# Coke vs Pepsi



## x-man (Aug 1, 2007)

C & C welcome!


----------



## Cero21 (Aug 1, 2007)

I love the setup and the idea.  Somehow to me everything looks a little dark though.


----------



## eravedesigns (Aug 1, 2007)

lmao thats awesome but ya it took me long to take in the whole image because it was dark enough to the point where i had to scan each can to see if it was pepsi or coke...maybe play with levels a bit more but the idea is fantastic.


----------



## loopy (Aug 1, 2007)

ha take that pepsi. Nice shot.


----------



## DSLR noob (Aug 2, 2007)

As a native to Atlanta GA (we invented coke) I am happy to see the outcome of this photo.


----------



## x-man (Aug 11, 2007)

Thank your all your comment!


----------



## lifeafter2am (Aug 11, 2007)

Very creative, I like it!  Coke can only with with Sprite's backup!


----------



## The Phototron (Aug 12, 2007)

Simply ingenious, but yeah work on the lighting, with that clear it'll be a master piece.


----------



## chrisb2794 (Aug 22, 2007)

Shoot one of the cans with a .22 or something smaller for more effect. Lighting too.


----------



## NikonD40x@Denver (Aug 22, 2007)

How about The "Coke" After Party


----------



## dakkon76 (Aug 25, 2007)

LMAO!! Nice shot from the Coke afterparty!!
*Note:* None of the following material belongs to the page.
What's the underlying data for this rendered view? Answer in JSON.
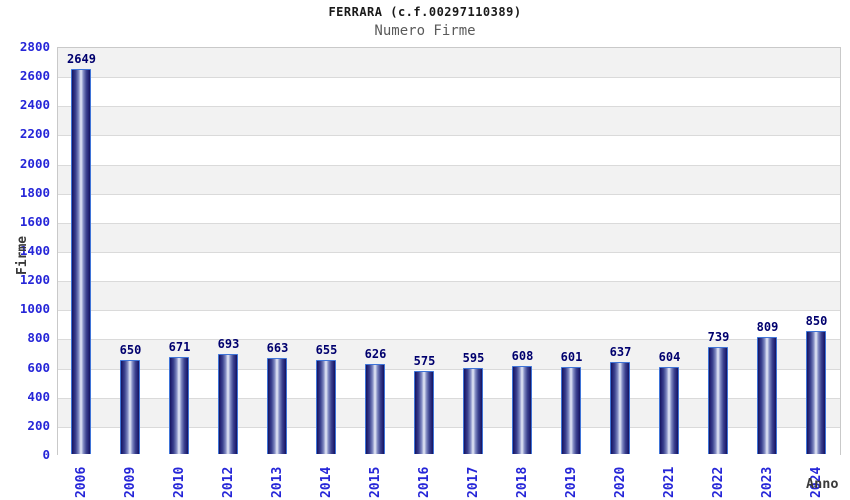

Great idea there x-man  Those look like the old style cans with the pull tops that they haven't sold in the US since the 70's don't they?


----------



## x-man (Aug 27, 2007)

dakkon76 said:


> LMAO!! Nice shot from the Coke afterparty!!
> 
> Great idea there x-man  Those look like the old style cans with the pull tops that they haven't sold in the US since the 70's don't they?



Thank for your comment. This is old style cans. Still selling in asia.


----------